Search code examples
pythonindexingbipartite

Optimizing an indexing script for a bipartite graph


I'm analyzing network and semantic values of tweets I downloaded on a given subject and geolocation, using bipartite graph.

Using Python, I create a .net file containing the 2 sets of nodes and the edges. This file is a merge of files I created separately: 2 sets of Vertices and the Edges. Problem is creating the Edges component of the .net file.

I have 3 files:

  • tweeterers.csv with the senders/tweeterers ("number/ID" and "name")
  • words.csv, with semantic tags/words I extracted from the tweets. Format is "number/ID" and "name", with "number" starting from the last "number" of the above file.
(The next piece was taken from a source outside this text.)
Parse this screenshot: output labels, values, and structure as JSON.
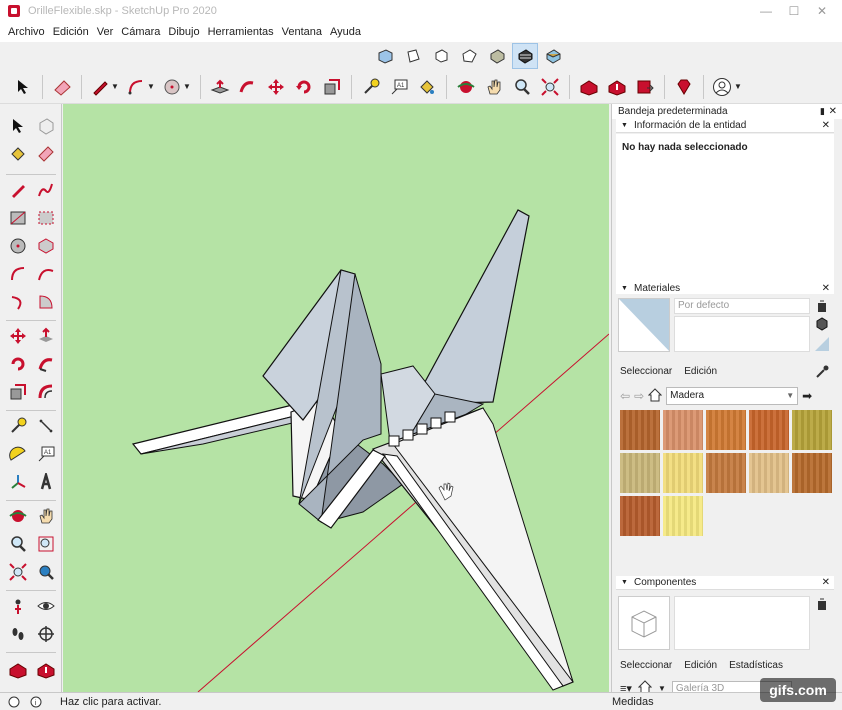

There are 0 to 6 words per row
  • Names_Text_full_clean.csv, with tweeterers and words. Each row contains 1 tweeterer's name and 0 to 6 words This file will give me the association between tweeterers and words, for the graph.

I basically read each tweeterer, read a word, read if there is an association. If yes, I write the association (that is an edge). It's triple loop. This is painfully slow with medium size networks: a network with ~650 nodes and ~18000 edges took me almost 2 days on a Mac Mini 2.7GHz quadcore.

Any help to speed it up will be highly appreciated!

The following is the code:

import csv # csv library is to handle csv files

# open the twetterers file and make it available in 'reader1'
file_read1 = open('tweeterers.csv', 'rU')
    reader1 = csv.reader(file_read1)

# open the file for writing and make it available in 'writer'
file_write=open('edges.csv', 'wb')
writer=csv.writer(file_write)


for sender in reader1:
    file_read2 = open('words.csv', 'rU')
    reader2 = csv.reader(file_read2)
    for word in reader2:
        file_read = open('Names_Text_full_clean.csv', 'rU')
        reader = csv.reader(file_read)
        for match in reader:
            for elem in range (1,len(match)):
                if sender[1] == match [0]:
                    if word [1] == match [elem]:
                        a = sender[0],word[0]
                        writer.writerow(a)
                        print "I wrote a record: it's: ",a

file_read.close()
file_read1.close()
file_read2.close()
file_write.close()

Solution

  • Use dictionaries. For example, a first step would be to read Names_Text_full_clean.csv only once and store the result in a dictionary, indexed by match[0]. Because there might be several times the same match[0] you need to store as a value the list of the possibly multiple match objects.

    import collections
    by_sender = collections.defaultdict(list)
    file_read = open('Names_Text_full_clean.csv', 'rU')
    reader = csv.reader(file_read)
    for match in reader:
        by_sender[match[0]].append(match)
    

    Then in the nested loops, you can replace

        for match in reader:
            if sender[1] == match [0]:
    

    with the following loop, which is probably hundreds of times smaller:

        for match in by_sender[sender[1]]:
    

    A further optimization would be to not store match in the list by_sender[match[0]], but to store set(match[1:]). Indeed, you're only going to look if a particular entry (word[1] in this case) is equal to any one of the items in match[1:]. Instead of looping to figure this out, it can be done with just word[1] in my_set.

    This is probably enough, but the "final goal" would be to read all three files once only. You would store the content of two of the files in some suitable dictionaries, and do dictionary lookups only when walking over the third file (or "set lookups", which are very fast too).